Hmm...
Let's let g(x)=y
We now apply this to f(x).
=>f(y)=sin(y) Substitute y with (x+3)^3
=>f(g(x))=sin((x+3)^3)
If you meant to find just f'(g(x))...
Just find the derivative of sin(y)
Since derivative of sin(x) is cos(x)...
=>f'(g(x))=cos((x+3)^3)
If you meant to ask for d/dx[f(g(x))], you use the chain rule:
d/dx[f(g(x))]=f'(g(x))*g'(x)
We already know that f'(g(x))=cos((x+3)^3)

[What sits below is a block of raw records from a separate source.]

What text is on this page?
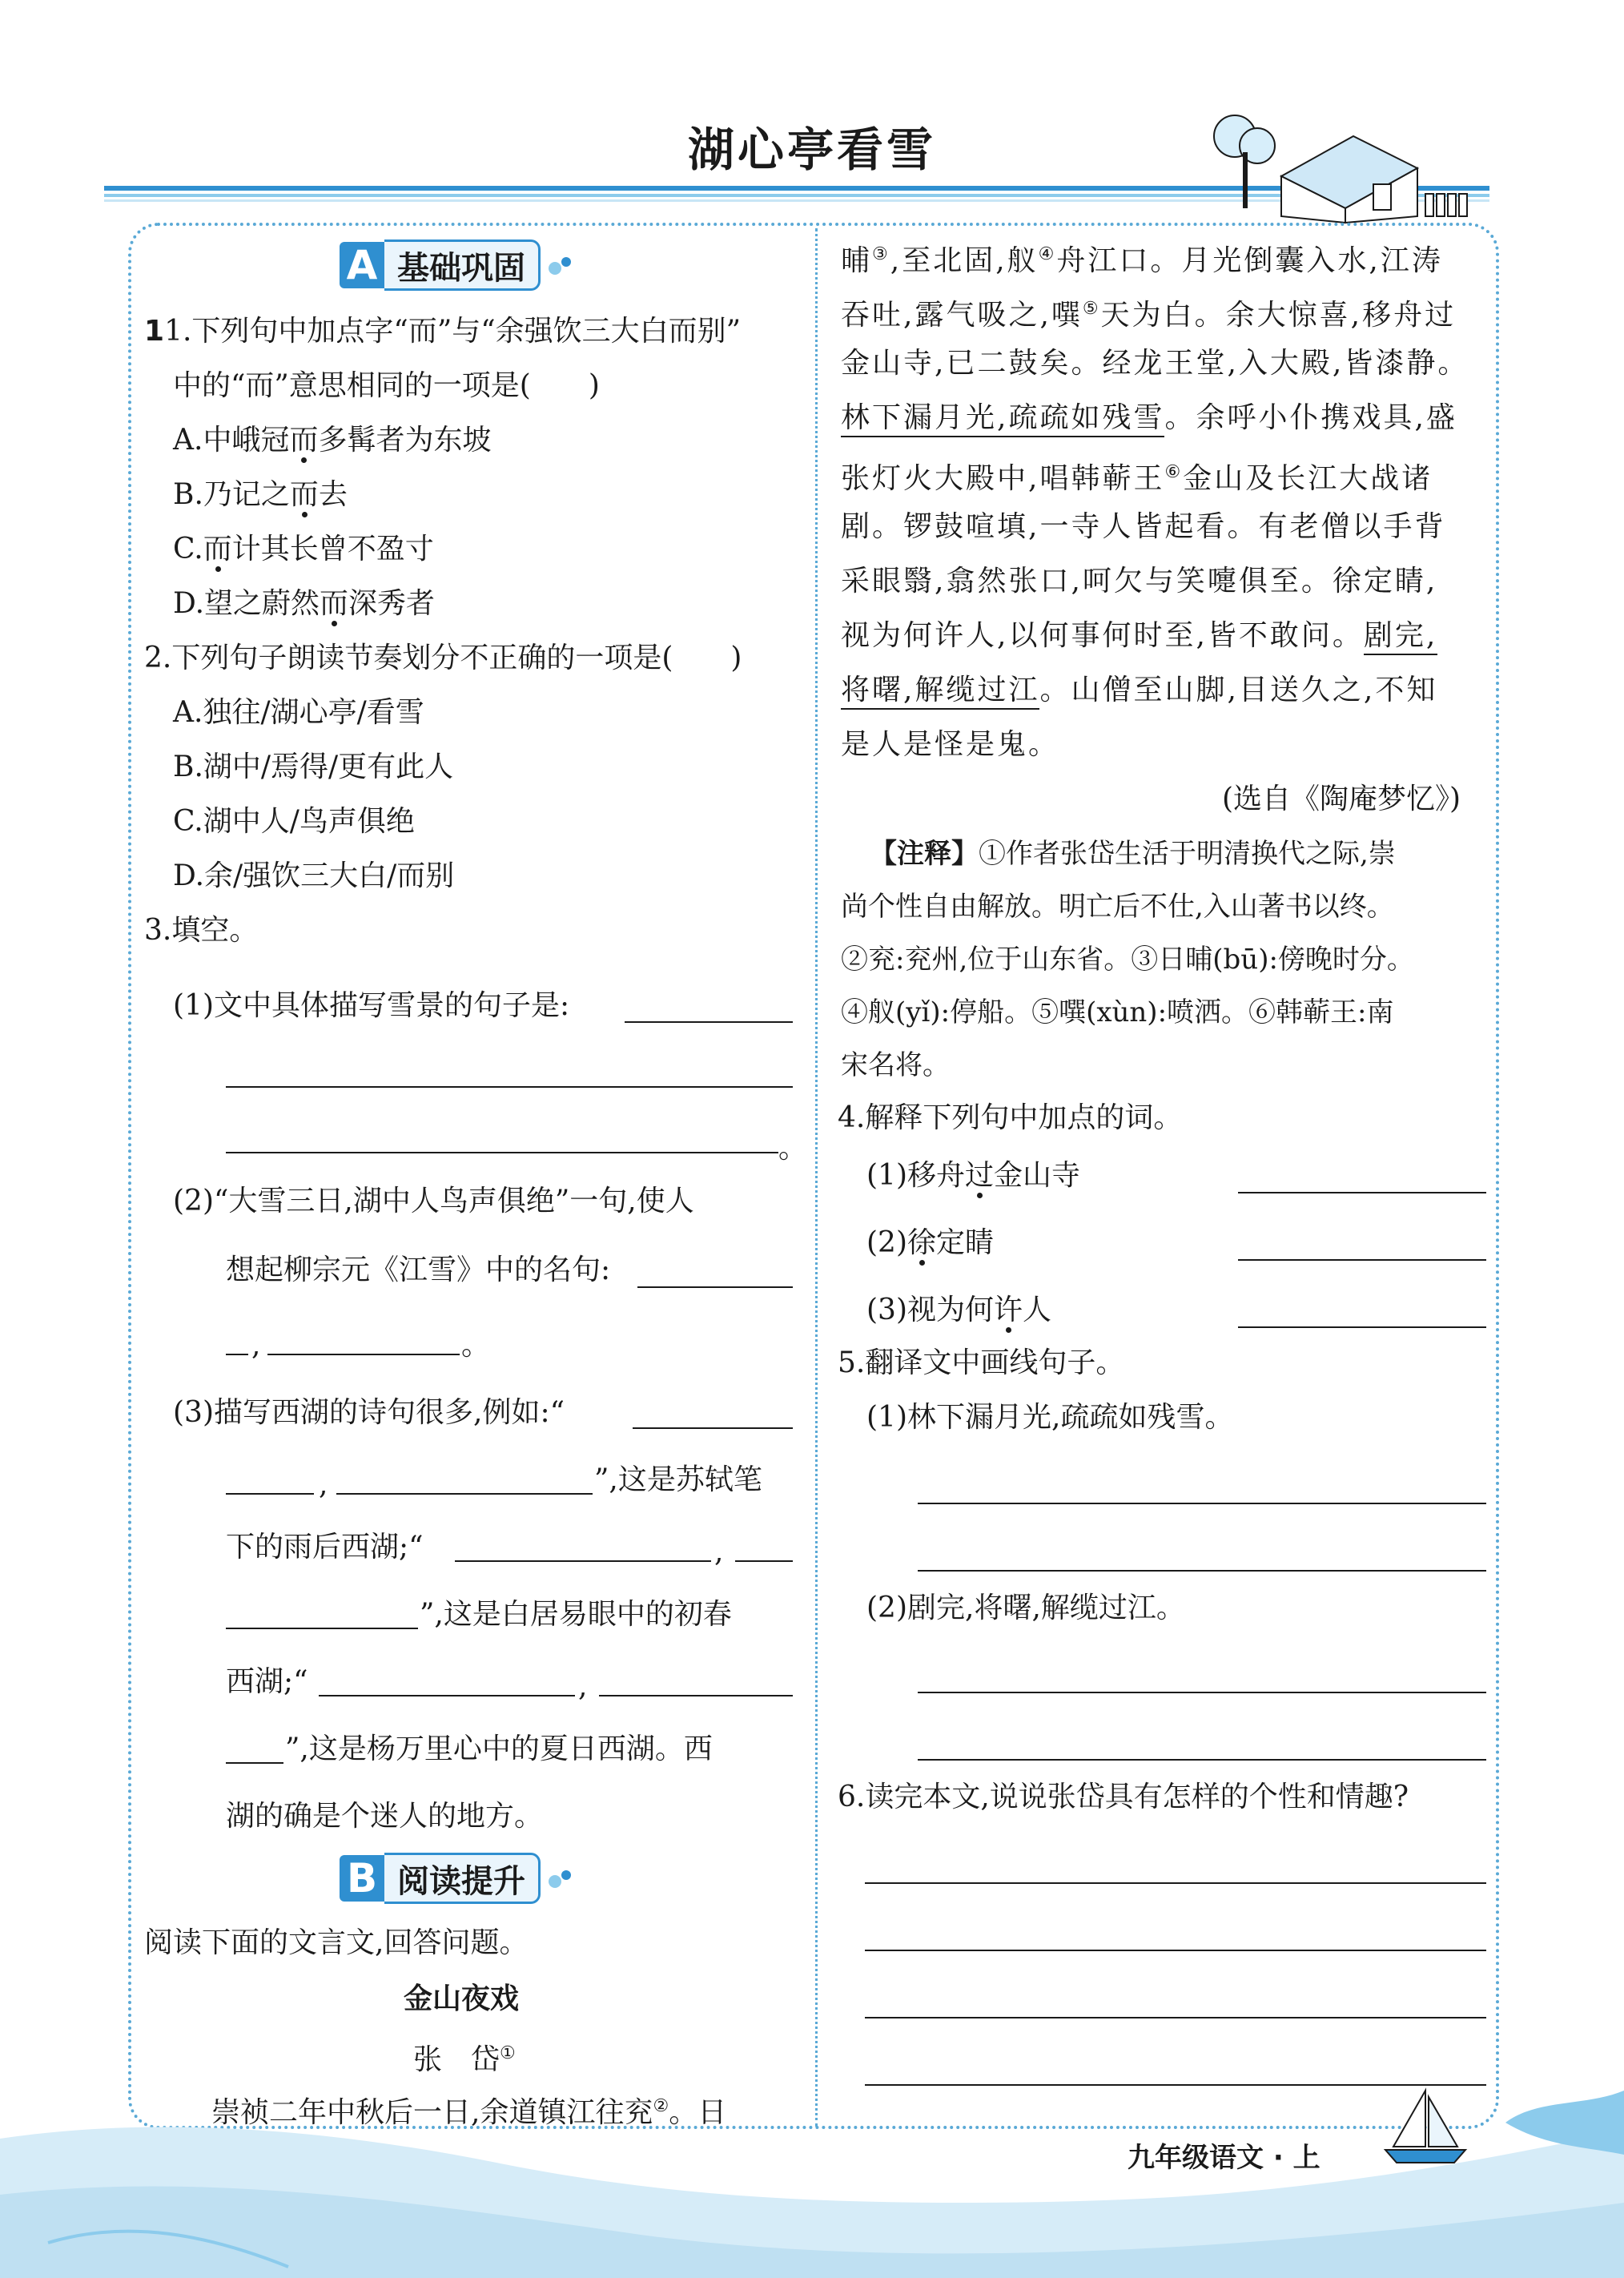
湖心亭看雪
A 基础巩固
11.下列句中加点字“而”与“余强饮三大白而别”
中的“而”意思相同的一项是(　　)
A.中峨冠而多髯者为东坡
B.乃记之而去
C.而计其长曾不盈寸
D.望之蔚然而深秀者
2.下列句子朗读节奏划分不正确的一项是(　　)
A.独往/湖心亭/看雪
B.湖中/焉得/更有此人
C.湖中人/鸟声俱绝
D.余/强饮三大白/而别
3.填空。
(1)文中具体描写雪景的句子是:
。
(2)“大雪三日,湖中人鸟声俱绝”一句,使人
想起柳宗元《江雪》中的名句:
,	。
(3)描写西湖的诗句很多,例如:“
,	”,这是苏轼笔
下的雨后西湖;“	,
”,这是白居易眼中的初春
西湖;“	,
”,这是杨万里心中的夏日西湖。西
湖的确是个迷人的地方。
B 阅读提升
阅读下面的文言文,回答问题。
金山夜戏
张　岱①
崇祯二年中秋后一日,余道镇江往兖②。日
晡③,至北固,舣④舟江口。月光倒囊入水,江涛
吞吐,露气吸之,噀⑤天为白。余大惊喜,移舟过
金山寺,已二鼓矣。经龙王堂,入大殿,皆漆静。
林下漏月光,疏疏如残雪。余呼小仆携戏具,盛
张灯火大殿中,唱韩蕲王⑥金山及长江大战诸
剧。锣鼓喧填,一寺人皆起看。有老僧以手背
采眼翳,翕然张口,呵欠与笑嚏俱至。徐定睛,
视为何许人,以何事何时至,皆不敢问。剧完,
将曙,解缆过江。山僧至山脚,目送久之,不知
是人是怪是鬼。
(选自《陶庵梦忆》)
【注释】①作者张岱生活于明清换代之际,崇
尚个性自由解放。明亡后不仕,入山著书以终。
②兖:兖州,位于山东省。③日晡(bū):傍晚时分。
④舣(yǐ):停船。⑤噀(xùn):喷洒。⑥韩蕲王:南
宋名将。
4.解释下列句中加点的词。
(1)移舟过金山寺
(2)徐定睛
(3)视为何许人
5.翻译文中画线句子。
(1)林下漏月光,疏疏如残雪。
(2)剧完,将曙,解缆过江。
6.读完本文,说说张岱具有怎样的个性和情趣?
九年级语文 · 上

=>d/dx[f(g(x))]=cos((x+3)^3)*d/dx[(x+3)^3]
We use the power rule:
d/dx[x^n]=nx^(n-1) if n is a constant.
=>d/dx[f(g(x))]=cos((x+3)^3)*3(x+3)^(3-1)*d/dx[x^1+3x^0]
Note here that the chain rule is applied again.
=>d/dx[f(g(x))]=cos((x+3)^3)*3(x+3)^2*1*x^(1-1)+3*0*x^(0-1)
=>d/dx[f(g(x))]=cos((x+3)^3)*3(x+3)^2*1*1+0
=>d/dx[f(g(x))]=cos((x+3)^3)*3(x+3)^2
That is the entire derivative calculated.